Sounds obvious, right? This is so important for us Lefties to get through our thick skulls. My strategy was a good one, and it came after a lot of consideration about what most middle-of-the-road and Lefty people need. The two things I focused on were information and inspiration -- people need to know the issues, what can be done about them, and they have to believe it can be done.
I planned issue forums, clever flyers, mixtapes, an in-depth reference section for my campaign site etc., but how could I put all that together and get it out to people, by myself, in five weeks? Good ideas maybe, but they didn't match the resources I was working with. I had about $2,000 in donations and some old laser printers. I should've just churned out material, hired some help and pounded the street to stir up some buzz.
Lesson 4: Winning elections requires money and volunteers.
Even if you're running for a local office with a guerilla strategy like mine, money and manpower matter. Everything costs money, there is a ton work to be done and the candidate needs to spend time out on the streets. You don't need a fortune and an army of volunteers, but some allies will help you run the campaign you want to run. Just to be on the ballot required 2,700 signatures from voters inside the district. Considering that an hour of soliciting may only yield five signatures, the importance of volunteers becomes crucial.
Lesson 5: Lefties need to unite around a clear agenda ... Now!
In New York everyone is Democrat. Nobody seems to know what that means, and believe me, I've asked around. New York City is supposed to be a base of progressive politics and we've had Republican mayors for 12 years and will probably have one for another four. What is going on?
Like most New York Democrats, I was pretty uninspired by the candidates we put out for mayor.

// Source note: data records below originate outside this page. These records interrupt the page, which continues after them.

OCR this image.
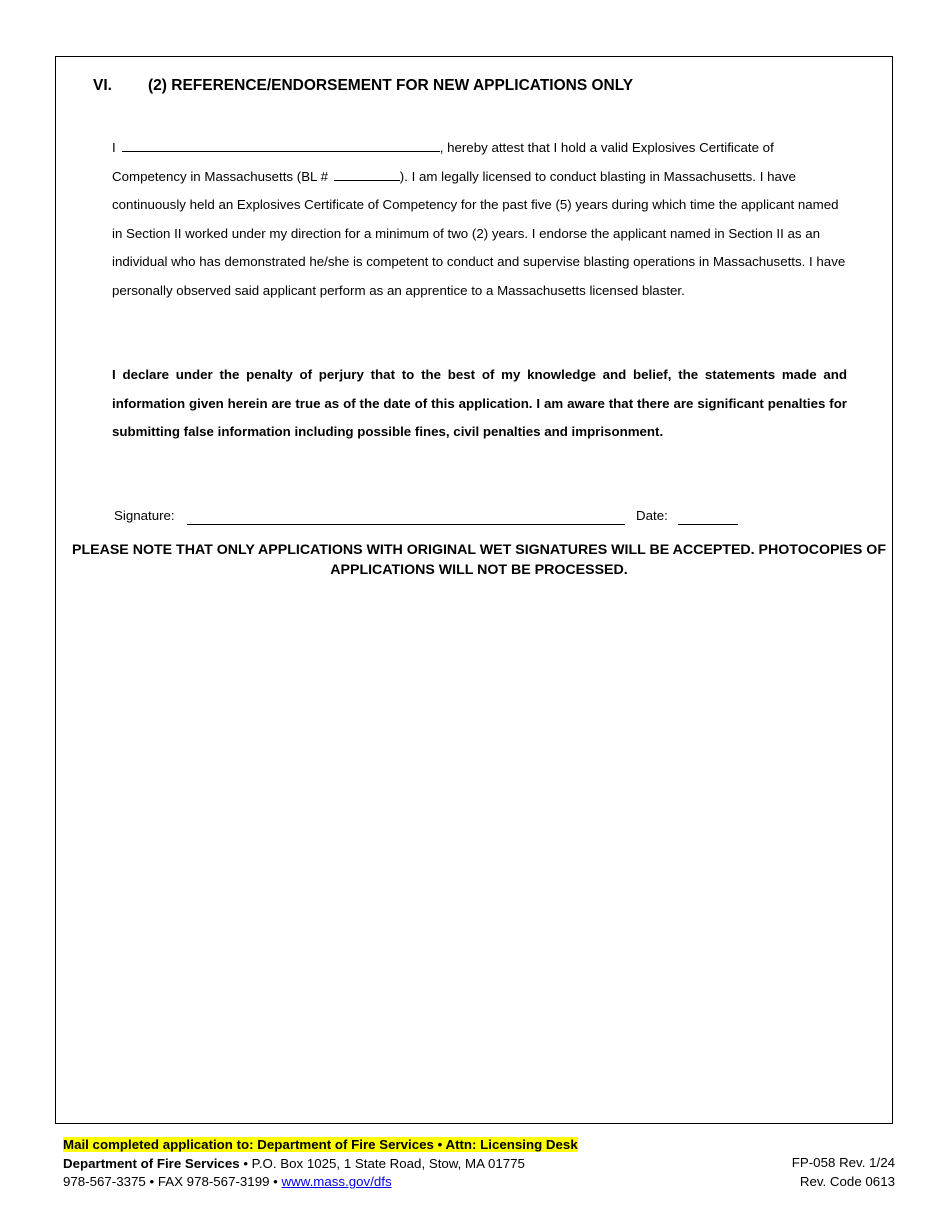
VI. (2) REFERENCE/ENDORSEMENT FOR NEW APPLICATIONS ONLY
I	, hereby attest that I hold a valid Explosives Certificate of Competency in Massachusetts (BL #	). I am legally licensed to conduct blasting in Massachusetts. I have continuously held an Explosives Certificate of Competency for the past five (5) years during which time the applicant named in Section II worked under my direction for a minimum of two (2) years. I endorse the applicant named in Section II as an individual who has demonstrated he/she is competent to conduct and supervise blasting operations in Massachusetts. I have personally observed said applicant perform as an apprentice to a Massachusetts licensed blaster.
I declare under the penalty of perjury that to the best of my knowledge and belief, the statements made and information given herein are true as of the date of this application. I am aware that there are significant penalties for submitting false information including possible fines, civil penalties and imprisonment.
Signature:	Date:
PLEASE NOTE THAT ONLY APPLICATIONS WITH ORIGINAL WET SIGNATURES WILL BE ACCEPTED. PHOTOCOPIES OF APPLICATIONS WILL NOT BE PROCESSED.
Mail completed application to: Department of Fire Services • Attn: Licensing Desk
Department of Fire Services • P.O. Box 1025, 1 State Road, Stow, MA 01775
978-567-3375 • FAX 978-567-3199 • www.mass.gov/dfs
FP-058 Rev. 1/24
Rev. Code 0613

How do they stand out? What's the vision? It seems like a system that encourages sound bite answers and contribution check hunting favors Republicans while the Democrats are too scared to stand for anything clear and different.

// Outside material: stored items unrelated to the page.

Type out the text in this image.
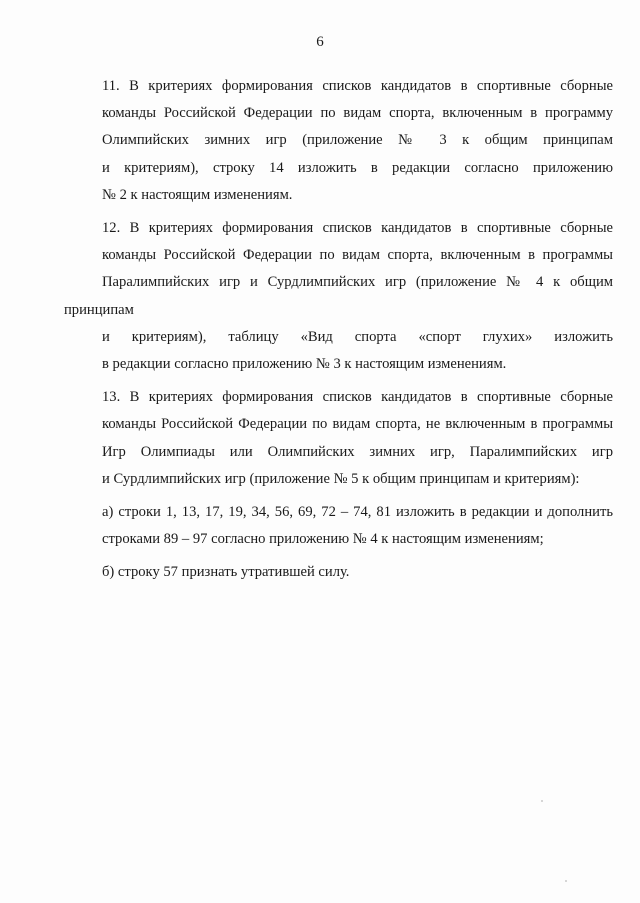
6
11. В критериях формирования списков кандидатов в спортивные сборные
команды Российской Федерации по видам спорта, включенным в программу
Олимпийских зимних игр (приложение № 3 к общим принципам
и критериям), строку 14 изложить в редакции согласно приложению
№ 2 к настоящим изменениям.
12. В критериях формирования списков кандидатов в спортивные сборные
команды Российской Федерации по видам спорта, включенным в программы
Паралимпийских игр и Сурдлимпийских игр (приложение № 4 к общим принципам
и критериям), таблицу «Вид спорта «спорт глухих» изложить
в редакции согласно приложению № 3 к настоящим изменениям.
13. В критериях формирования списков кандидатов в спортивные сборные
команды Российской Федерации по видам спорта, не включенным в программы
Игр Олимпиады или Олимпийских зимних игр, Паралимпийских игр
и Сурдлимпийских игр (приложение № 5 к общим принципам и критериям):
а) строки 1, 13, 17, 19, 34, 56, 69, 72 – 74, 81 изложить в редакции и дополнить
строками 89 – 97 согласно приложению № 4 к настоящим изменениям;
б) строку 57 признать утратившей силу.
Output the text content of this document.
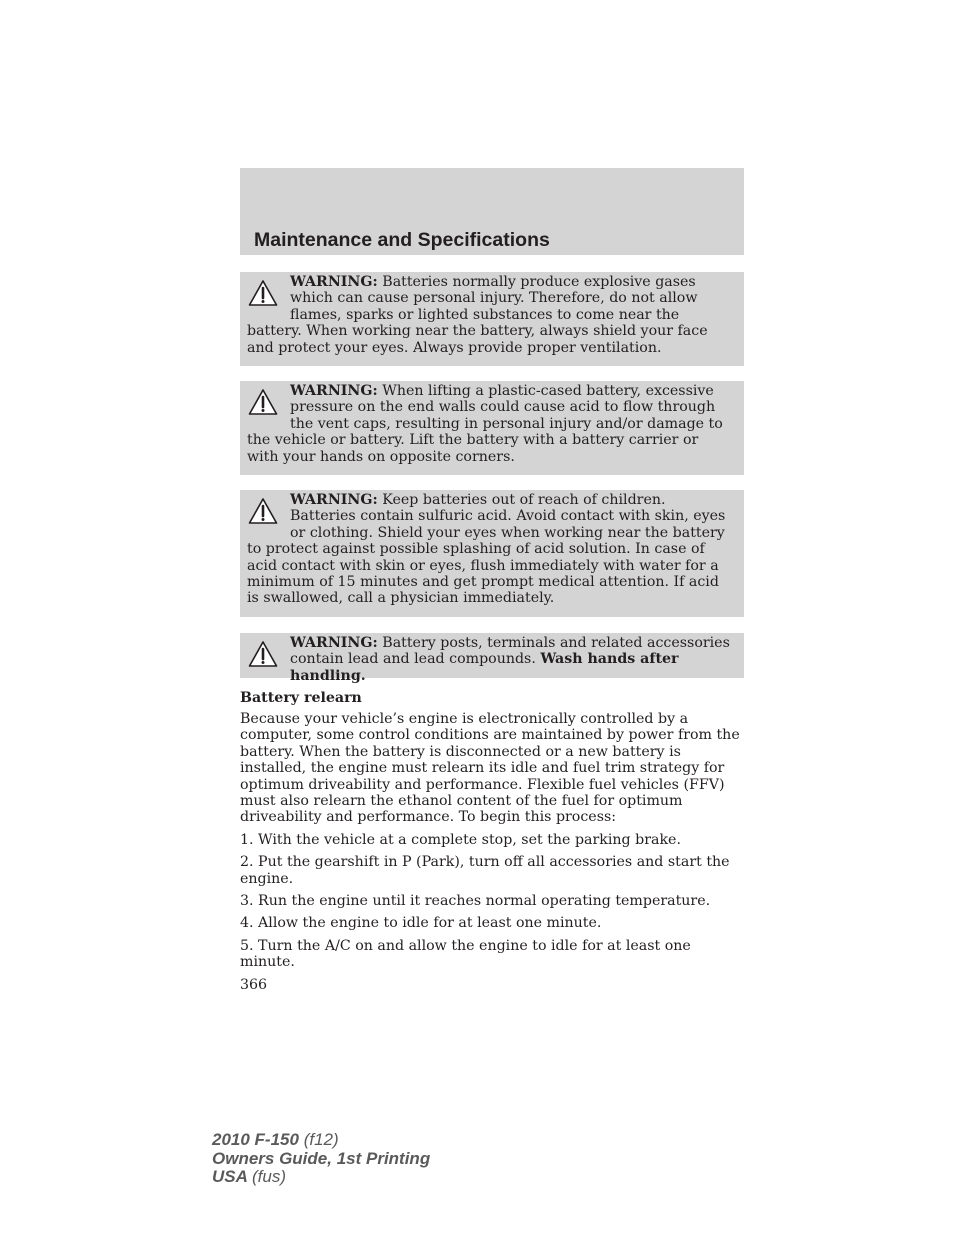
Maintenance and Specifications
WARNING: Batteries normally produce explosive gases which can cause personal injury. Therefore, do not allow flames, sparks or lighted substances to come near the battery. When working near the battery, always shield your face and protect your eyes. Always provide proper ventilation.
WARNING: When lifting a plastic-cased battery, excessive pressure on the end walls could cause acid to flow through the vent caps, resulting in personal injury and/or damage to the vehicle or battery. Lift the battery with a battery carrier or with your hands on opposite corners.
WARNING: Keep batteries out of reach of children. Batteries contain sulfuric acid. Avoid contact with skin, eyes or clothing. Shield your eyes when working near the battery to protect against possible splashing of acid solution. In case of acid contact with skin or eyes, flush immediately with water for a minimum of 15 minutes and get prompt medical attention. If acid is swallowed, call a physician immediately.
WARNING: Battery posts, terminals and related accessories contain lead and lead compounds. Wash hands after handling.
Battery relearn

Because your vehicle’s engine is electronically controlled by a computer, some control conditions are maintained by power from the battery. When the battery is disconnected or a new battery is installed, the engine must relearn its idle and fuel trim strategy for optimum driveability and performance. Flexible fuel vehicles (FFV) must also relearn the ethanol content of the fuel for optimum driveability and performance. To begin this process:

1. With the vehicle at a complete stop, set the parking brake.

2. Put the gearshift in P (Park), turn off all accessories and start the engine.

3. Run the engine until it reaches normal operating temperature.

4. Allow the engine to idle for at least one minute.

5. Turn the A/C on and allow the engine to idle for at least one minute.

366

2010 F-150 (f12)
Owners Guide, 1st Printing
USA (fus)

Well guess what? We control that system! If Lefties are going to balance out this country's politics, we better stop tearing each other apart on issues like race, loyalty and "who said or did what when" and start talking policy.

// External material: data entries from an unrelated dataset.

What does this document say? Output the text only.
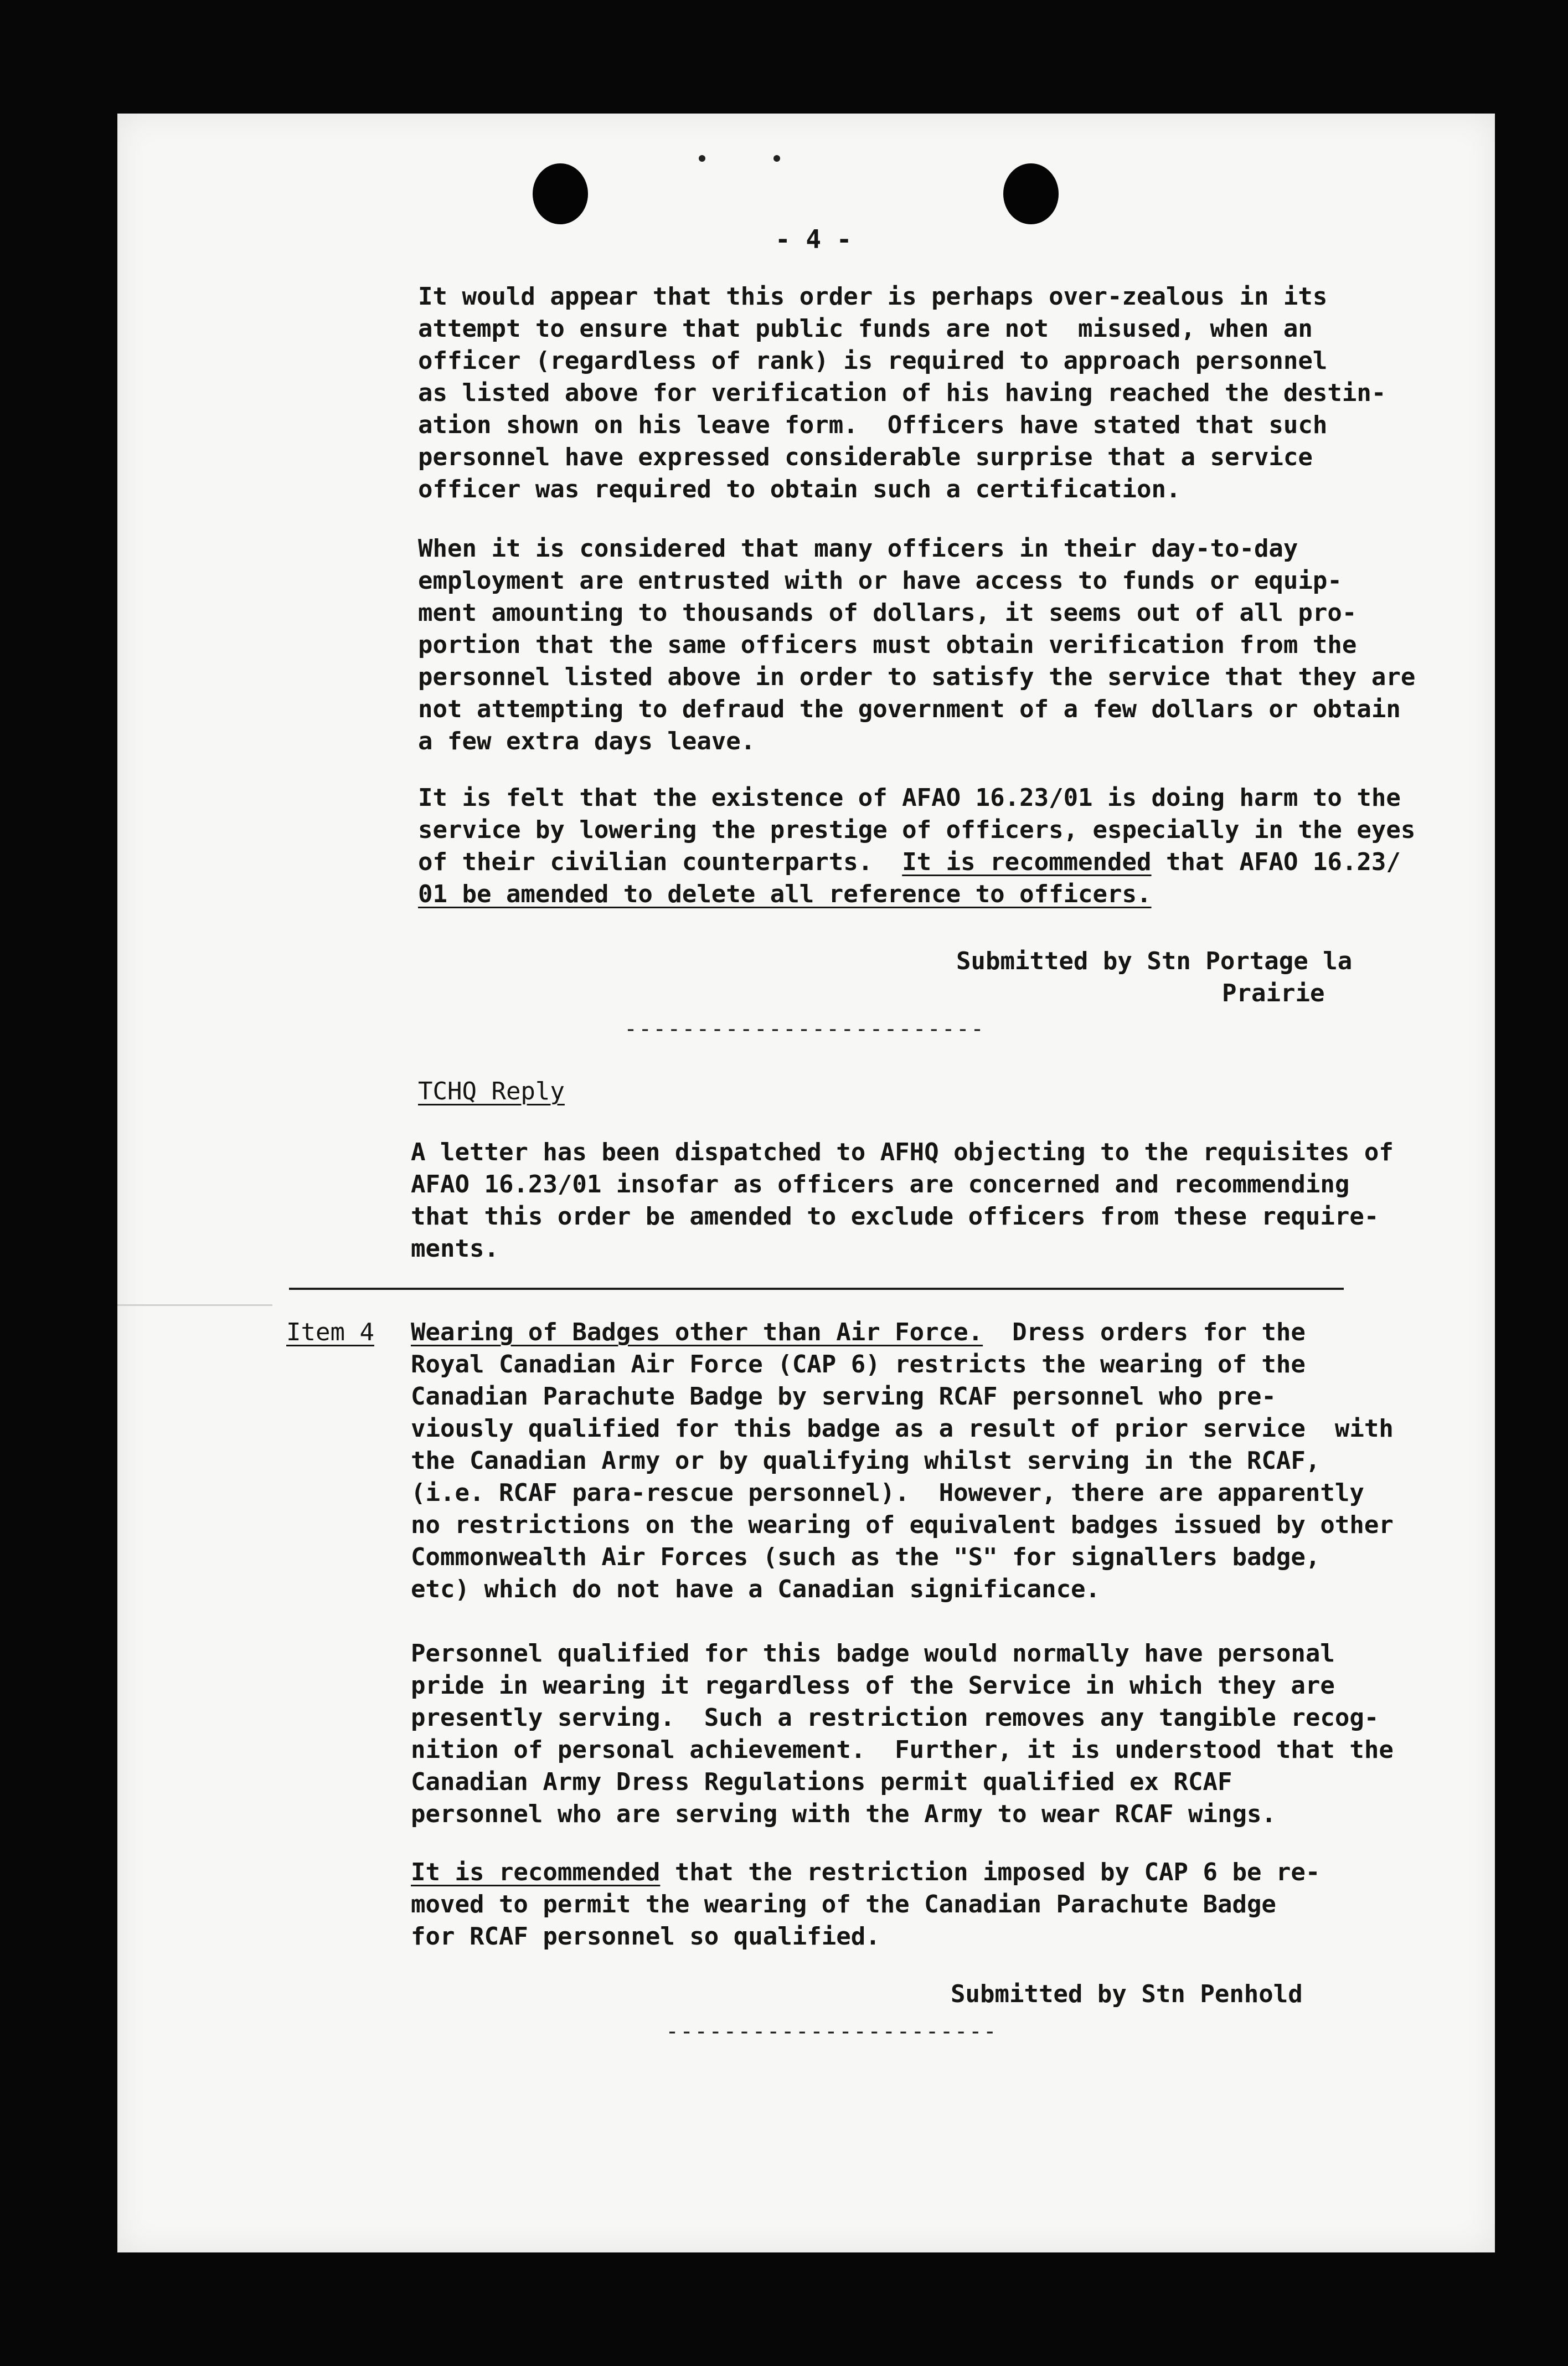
- 4 -

It would appear that this order is perhaps over-zealous in its

attempt to ensure that public funds are not  misused, when an

officer (regardless of rank) is required to approach personnel

as listed above for verification of his having reached the destin-

ation shown on his leave form.  Officers have stated that such

personnel have expressed considerable surprise that a service

officer was required to obtain such a certification.

When it is considered that many officers in their day-to-day

employment are entrusted with or have access to funds or equip-

ment amounting to thousands of dollars, it seems out of all pro-

portion that the same officers must obtain verification from the

personnel listed above in order to satisfy the service that they are

not attempting to defraud the government of a few dollars or obtain

a few extra days leave.

It is felt that the existence of AFAO 16.23/01 is doing harm to the

service by lowering the prestige of officers, especially in the eyes

of their civilian counterparts.  It is recommended that AFAO 16.23/

01 be amended to delete all reference to officers.

Submitted by Stn Portage la

Prairie

-------------------------
TCHQ Reply

A letter has been dispatched to AFHQ objecting to the requisites of

AFAO 16.23/01 insofar as officers are concerned and recommending

that this order be amended to exclude officers from these require-

ments.

Item 4

Wearing of Badges other than Air Force.  Dress orders for the

Royal Canadian Air Force (CAP 6) restricts the wearing of the

Canadian Parachute Badge by serving RCAF personnel who pre-

viously qualified for this badge as a result of prior service  with

the Canadian Army or by qualifying whilst serving in the RCAF,

(i.e. RCAF para-rescue personnel).  However, there are apparently

no restrictions on the wearing of equivalent badges issued by other

Commonwealth Air Forces (such as the "S" for signallers badge,

etc) which do not have a Canadian significance.

Personnel qualified for this badge would normally have personal

pride in wearing it regardless of the Service in which they are

presently serving.  Such a restriction removes any tangible recog-

nition of personal achievement.  Further, it is understood that the

Canadian Army Dress Regulations permit qualified ex RCAF

personnel who are serving with the Army to wear RCAF wings.

It is recommended that the restriction imposed by CAP 6 be re-

moved to permit the wearing of the Canadian Parachute Badge

for RCAF personnel so qualified.

Submitted by Stn Penhold
-----------------------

The difference between talk and action is a mile wide, so the regular folks better understand that difference and demanding media and politicians who do too. Knowing what you're for is much more important than what you're against.
Right-wingers don't do nearly as much infighting as us lefties do. It's a problem of our ideology. We like inclusion, we like everyone having a say, but that can also get messy if we don't stay focused on what's going on and where we want to go. In short, we are each the causes and ultimate victims of the mess that is politics. Fortunately, we are also the solution.
So what now?
I want to make changes that improve people's lives. As much as I hate politics, it seemed like the right place to start. I hate politics because it feeds into a cycle of social deception, division and distraction while real issues go unaddressed. As councilman, I wanted to show that it's possible for elected officials to advance an agenda grounded in the needs and aspirations of regular people (read: non-campaign check writers). I honestly thought I could win.
I'm still focused on making changes, but I'm now more interested in bringing people the inspiration and information they need in order to pressure the political system to shape up. (Does anyone out there in the media like my style? I need a job.)
I care more about solving problems than politics. Rightist and leftist ideas are not mutually exclusive and they often raise valid issues the other side ignores. Once we agree on the basic definition of the problem and are serious about fixing it, I'll hear you out. Conveniently denying the awesome power of circumstances is a right-wing tendency that I don't embrace, but the ultimate power of individuals to take control of their lives is something I do embrace. To use that power we first need to know we have it, and then we have to want to use it.